Par Julie Malaure  Publié le | Le Point.fr

Il est passé de la magistrature au ministère de l’Intérieur, avant de gagner la présidence du Conseil constitutionnel pour rejoindre, enfin, les Archives de France. Grand bien a pris à Jean-Louis Debré, puisqu’il a ouvert dans ce dernier élan celles de son illustre famille.

Dans un récit, qui se dévore comme une saga, sur plusieurs générations, pour « transmettre » à ses enfants et petits-enfants des personnages qui, « naturellement, n’évoquent rien pour eux », Debré raconte la découverte de ses origines bavaroises, la promesse faite à son père d’honorer le petit village alsacien de ses ancêtres, Westhoffen.

On voit le patronyme Anschel se transformer en Debré, Simon devenir grand rabbin, son fils, Robert, professeur et médecin, fonder la pédiatrie moderne, son petit-fils, Michel, garde des Sceaux, participer à la rédaction de la Constitution de la Ve République, enchaîner les postes de ministre.

Dans les branches de ce vénérable baobab généalogique, on découvre une grand-mère de 88 ans planquée par des sœurs pour échapper aux sbires de Vichy, la fondation de l’École polytechnique et son ouverture aux femmes.

Les Debré, qui nous éclairent aussi sur celui qui est également, et ce n’est pas la moindre de ses fonctions, président du jury du prix Le Point du polar européen, c’est « une marque de fabrique », une allégeance à la République et à la nation, telle que la pensait Renan, d’un « rêve d’avenir partagé ». Rêve partagé avec ses lecteurs conquis.

« Une histoire de famille », de Jean-Louis Debré (Robert Laffont, 268 pages, 21 euros).

 

Le Point : Vous évoquez les Debré comme une « marque de fabrique », quelle est-elle ?

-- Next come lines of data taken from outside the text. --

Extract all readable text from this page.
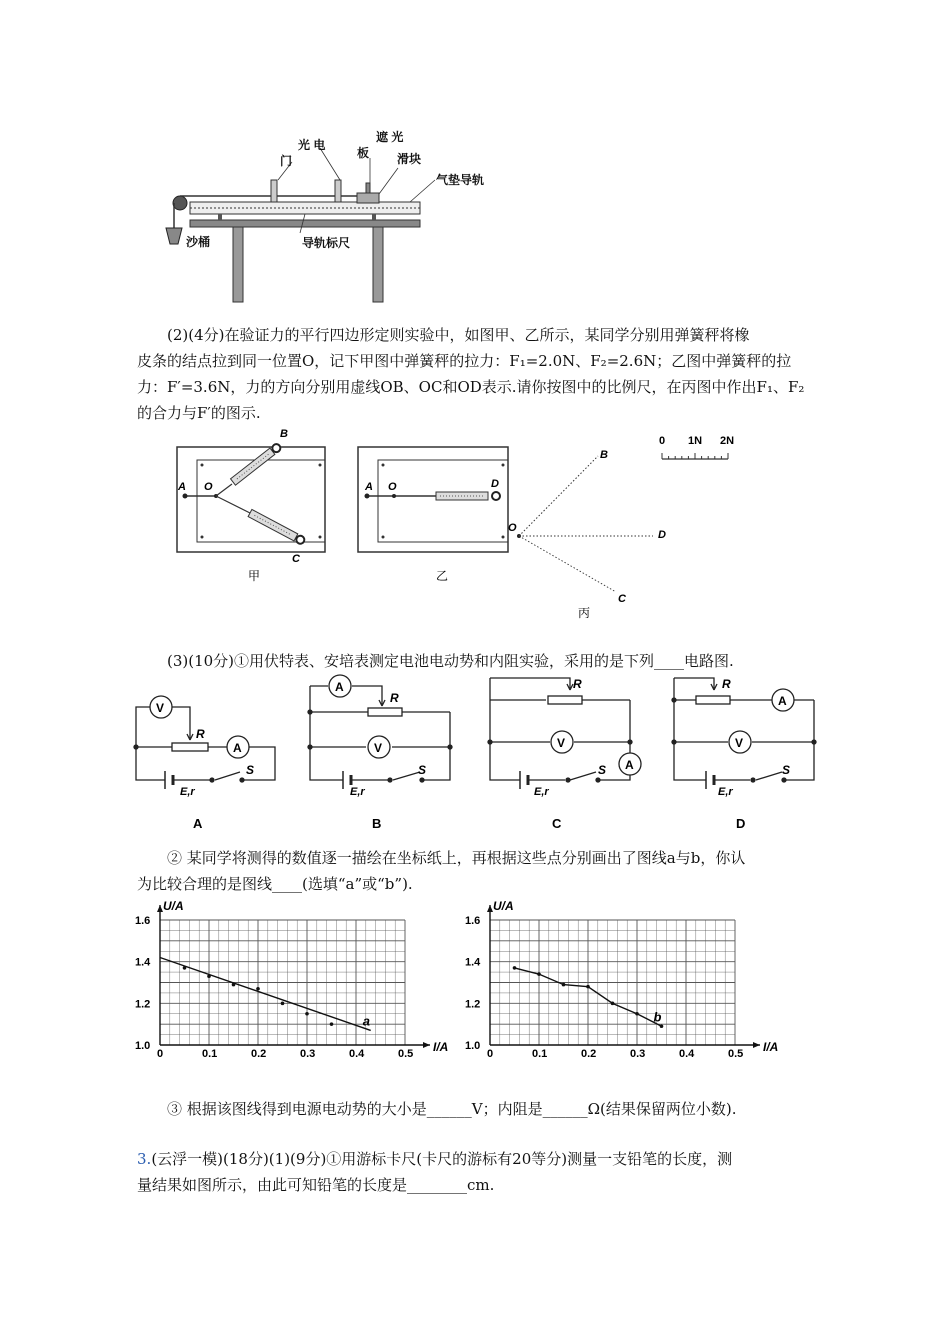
光 电
门
遮 光
板 滑块
气垫导轨
沙桶	导轨标尺
(2)(4分)在验证力的平行四边形定则实验中，如图甲、乙所示，某同学分别用弹簧秤将橡
皮条的结点拉到同一位置O，记下甲图中弹簧秤的拉力：F₁=2.0N、F₂=2.6N；乙图中弹簧秤的拉
力：F′=3.6N，力的方向分别用虚线OB、OC和OD表示.请你按图中的比例尺，在丙图中作出F₁、F₂
的合力与F′的图示.
A O
B
C
甲
A O	D
乙
O
B
D
C
丙
0 1N 2N
(3)(10分)①用伏特表、安培表测定电池电动势和内阻实验，采用的是下列____电路图.
V
A
R
S
E,r
A
V
R
S
E,r
V
A
R
S
E,r
A
V
R
S
E,r
A	B	C	D
② 某同学将测得的数值逐一描绘在坐标纸上，再根据这些点分别画出了图线a与b，你认
为比较合理的是图线____(选填“a”或“b”).
0	0.1	0.2	0.3	0.4	0.5
1.0
1.2
1.4
1.6
I/A
U/A
a
0	0.1	0.2	0.3	0.4	0.5
1.0
1.2
1.4
1.6
I/A
U/A
b
③ 根据该图线得到电源电动势的大小是______V；内阻是______Ω(结果保留两位小数).
3.(云浮一模)(18分)(1)(9分)①用游标卡尺(卡尺的游标有20等分)测量一支铅笔的长度，测
量结果如图所示，由此可知铅笔的长度是________cm.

Jean-Louis Debré : D’abord, un profond sentiment républicain. Qui s’explique par le fait que la famille est venue en France pour la République. Mon arrière-grand-père a quitté l’Alsace pour ne pas trahir la République qui avait donné aux juifs un statut et une espérance. La République a été transmise à mon grand-père, professeur en médecine, qui, lui, s’est engagé en 1914, l’a transmise à mon père qui s’est engagé en politique, puis dans la Résistance.

C’est aussi d’être profondément laïque. Au sens où l’on accepte toutes les religions, sans tabou. Mon arrière-grand-père était rabbin, mais mon grand-père était totalement agnostique et mon père a retrouvé le catholicisme lorsqu’il était prisonnier des Allemands. J’évoque d’ailleurs les mots de mon grand-père quand je lui avais dit : « Ton fils s’est converti. »

Il m’a répondu que ce n’est pas une conversion, qu’il avait été l’ami de Maritain, de Charles Péguy, qu’ils ne s’étaient pas convertis, mais avaient en eux une foi qui s’est exprimée à un moment donné.

La marque de fabrique, c’est encore une certaine conception de l’organisation sociale, de l’État et de la société. Il est question des universités populaires et de l’égalité hommes-femmes. Le grand rabbin Simon Debré va ouvrir les synagogues aux femmes. Robert Debré épouse ma grand-mère qui va devenir l’une des premières internes de France et la première cheffe de clinique de France ! Mon grand-père va militer pour l’ouverture de la médecine aux femmes. Et mon père, lorsqu’il crée Polytechnique, contre l’avis de l’armée, contre l’avis des officiels, permet l’ouverture de l’école aux femmes. Ce qui permettra à Anne Chopinet de finir première femme major. Renan parlait de la nation comme d’un rêve d’avenir partagé. Ce rêve, c’est une lutte contre les inégalités.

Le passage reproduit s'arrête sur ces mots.